À partir de 1976, les nouvelles créations de Thierry Mugler vont clore le chapitre d’une décennie placée entre évasion et pragmatisme d’une grande jeunesse. Mugler anticipe le portrait du créateur démiurge et visionnaire des années 1980.
Les années 1980
Les années 1980 sont synonymes d’indépendance, d’autonomie de création à la fois festives et débridées. Elles se caractérisent par une liberté de ton, d’expression et d’excès, empreinte d’une créativité toujours rompue et renouvelée. Une génération de créateurs japonais s’est démarquée par l’usage de l’asymétrie de tissus froncés, déchiquetés et souvent noirs. Les collections de Rei Kawakubo pour Comme des Garçons sont des ruptures stylistiques d’une saisissante modernité qui engagent l’Occident vers un nouveau rapport au vêtement.
Yohji Yamamoto partage ce goût pour la déconstruction en formulant une vision personnelle et sensuelle de la mode qui trouve son apothéose dans les années 1990. Jean Paul Gaultier symbolise l’ère de l’insolence en contestant les conservatismes. Son travail consiste à démolir les vestiaires masculins et féminins. Il introduit des gestes de mode, une «  dégaine  » et une culture qui fabriquent ensemble l’esthétique de la mode de cette décennie. Thierry Mugler et Claude Montana, dans un registre spectaculaire pour le premier, théâtral pour le second, poursuivent leurs obsessions. Fantasmant la garde-robe idéale d’une femme dominatrice aux épaules carrées, surdimensionnées, à la taille étranglée, devenant le moule de la silhouette des années 1980.
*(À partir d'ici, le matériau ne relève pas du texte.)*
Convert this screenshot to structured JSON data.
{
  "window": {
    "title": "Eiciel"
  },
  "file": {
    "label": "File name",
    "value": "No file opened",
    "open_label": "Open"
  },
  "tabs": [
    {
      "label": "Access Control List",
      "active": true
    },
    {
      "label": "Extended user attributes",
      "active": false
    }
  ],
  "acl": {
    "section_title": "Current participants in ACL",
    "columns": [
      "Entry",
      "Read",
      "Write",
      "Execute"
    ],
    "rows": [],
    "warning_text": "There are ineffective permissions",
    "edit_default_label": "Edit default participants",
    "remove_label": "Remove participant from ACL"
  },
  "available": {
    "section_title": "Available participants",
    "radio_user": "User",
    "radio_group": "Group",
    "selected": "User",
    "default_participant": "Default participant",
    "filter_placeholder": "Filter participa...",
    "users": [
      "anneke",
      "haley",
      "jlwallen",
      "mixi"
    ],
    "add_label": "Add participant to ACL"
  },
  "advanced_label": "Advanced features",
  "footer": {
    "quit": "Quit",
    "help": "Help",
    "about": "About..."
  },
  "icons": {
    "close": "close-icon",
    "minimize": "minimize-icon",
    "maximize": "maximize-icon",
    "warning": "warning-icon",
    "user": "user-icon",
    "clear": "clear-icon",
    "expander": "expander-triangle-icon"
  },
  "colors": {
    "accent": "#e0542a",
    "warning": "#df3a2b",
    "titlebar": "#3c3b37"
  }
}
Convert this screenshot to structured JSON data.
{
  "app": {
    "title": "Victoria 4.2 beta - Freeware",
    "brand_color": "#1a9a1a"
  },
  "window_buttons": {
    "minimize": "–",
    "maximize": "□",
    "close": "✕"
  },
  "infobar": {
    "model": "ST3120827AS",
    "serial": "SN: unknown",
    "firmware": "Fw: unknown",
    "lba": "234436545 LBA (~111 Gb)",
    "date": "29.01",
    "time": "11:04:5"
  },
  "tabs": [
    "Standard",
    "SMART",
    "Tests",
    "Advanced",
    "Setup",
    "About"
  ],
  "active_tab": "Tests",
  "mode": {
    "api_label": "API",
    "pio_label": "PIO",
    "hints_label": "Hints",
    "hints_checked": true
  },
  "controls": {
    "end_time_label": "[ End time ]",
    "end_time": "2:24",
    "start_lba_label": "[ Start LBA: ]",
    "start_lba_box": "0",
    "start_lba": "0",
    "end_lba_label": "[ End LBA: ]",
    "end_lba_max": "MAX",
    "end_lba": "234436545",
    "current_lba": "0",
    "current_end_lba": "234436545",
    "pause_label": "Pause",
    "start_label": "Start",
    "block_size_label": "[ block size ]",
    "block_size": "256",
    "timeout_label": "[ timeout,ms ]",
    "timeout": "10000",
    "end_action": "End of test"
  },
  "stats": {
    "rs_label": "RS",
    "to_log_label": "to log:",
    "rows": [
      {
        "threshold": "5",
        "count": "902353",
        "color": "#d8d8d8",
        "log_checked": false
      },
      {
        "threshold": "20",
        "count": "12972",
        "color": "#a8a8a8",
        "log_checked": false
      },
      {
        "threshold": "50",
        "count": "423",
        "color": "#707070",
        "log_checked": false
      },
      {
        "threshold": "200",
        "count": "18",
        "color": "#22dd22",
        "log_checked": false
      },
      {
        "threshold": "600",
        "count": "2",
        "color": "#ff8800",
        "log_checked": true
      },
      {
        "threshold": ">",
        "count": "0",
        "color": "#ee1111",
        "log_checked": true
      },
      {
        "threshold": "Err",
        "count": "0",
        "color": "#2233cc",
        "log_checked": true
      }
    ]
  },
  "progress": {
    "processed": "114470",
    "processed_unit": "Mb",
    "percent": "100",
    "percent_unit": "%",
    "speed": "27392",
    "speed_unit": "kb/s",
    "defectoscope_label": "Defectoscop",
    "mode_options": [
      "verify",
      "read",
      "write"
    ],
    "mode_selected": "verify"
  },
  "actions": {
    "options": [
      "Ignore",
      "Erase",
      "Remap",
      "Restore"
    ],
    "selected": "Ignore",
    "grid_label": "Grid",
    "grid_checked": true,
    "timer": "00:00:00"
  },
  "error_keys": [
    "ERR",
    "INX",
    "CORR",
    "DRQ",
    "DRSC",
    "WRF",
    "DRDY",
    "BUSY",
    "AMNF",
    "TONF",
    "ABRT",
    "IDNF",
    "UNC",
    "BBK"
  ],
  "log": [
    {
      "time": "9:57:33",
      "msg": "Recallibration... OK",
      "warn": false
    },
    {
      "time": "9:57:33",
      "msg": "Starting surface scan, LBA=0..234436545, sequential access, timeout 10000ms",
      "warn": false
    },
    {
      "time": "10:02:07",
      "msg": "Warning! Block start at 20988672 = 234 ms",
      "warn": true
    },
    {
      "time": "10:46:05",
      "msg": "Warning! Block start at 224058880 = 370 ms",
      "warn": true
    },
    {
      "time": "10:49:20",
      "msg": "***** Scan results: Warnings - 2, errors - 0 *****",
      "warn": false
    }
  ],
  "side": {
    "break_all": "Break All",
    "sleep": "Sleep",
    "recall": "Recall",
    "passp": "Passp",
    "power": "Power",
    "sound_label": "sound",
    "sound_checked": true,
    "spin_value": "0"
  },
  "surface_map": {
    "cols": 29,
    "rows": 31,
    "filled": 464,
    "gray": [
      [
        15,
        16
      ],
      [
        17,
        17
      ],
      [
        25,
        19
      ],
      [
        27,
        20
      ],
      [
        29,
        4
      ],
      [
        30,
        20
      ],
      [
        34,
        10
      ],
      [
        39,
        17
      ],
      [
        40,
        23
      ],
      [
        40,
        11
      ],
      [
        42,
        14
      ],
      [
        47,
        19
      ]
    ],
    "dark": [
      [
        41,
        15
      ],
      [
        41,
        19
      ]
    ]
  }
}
Gourmande autant que généreuse, la décennie favorise l’éclosion de créateurs aux vocabulaires distincts, des plus futiles aux plus essentiels. Parmi eux, Marc Audibet et Azzedine Alaïa énumèrent une mode s’inscrivant dans la lignée des œuvres de Madeleine Vionnet ou Cristóbal Balenciaga. Roméo Gigli et Sybilla envisageront de nouveaux atours pour une femme romantique, au charme fané. Karl Lagerfeld chez Chanel en 1983, Christian Lacroix chez Jean Patou en 1981, puis dès 1987 pour lui-même, renouvellent l’industrie luxueuse de la haute couture. Ils réveillent tulles et dentelles et inaugurent un courant baroque ou historique. Popy Moreni, créatrice italienne, n’hésite pas à faire du costume de la Commedia dell’arte un vêtement quotidien. De son côté, Jean-Charles de Castelbajac inaugure les relations entre l’art et la mode. Avant que les années 1990 et 2000 n’inaugurent l’ère des monopoles de luxe auxquels appartiennent les destinées des maisons de mode, la décennie « toc et chic », souvent citée stylistiquement, demeure synonyme d’autonomie et d’indépendance créatives. En 1989, le premier défilé de Martin Margiela, porte-drapeau de l’école belge, prépare le terrain aux années 1990.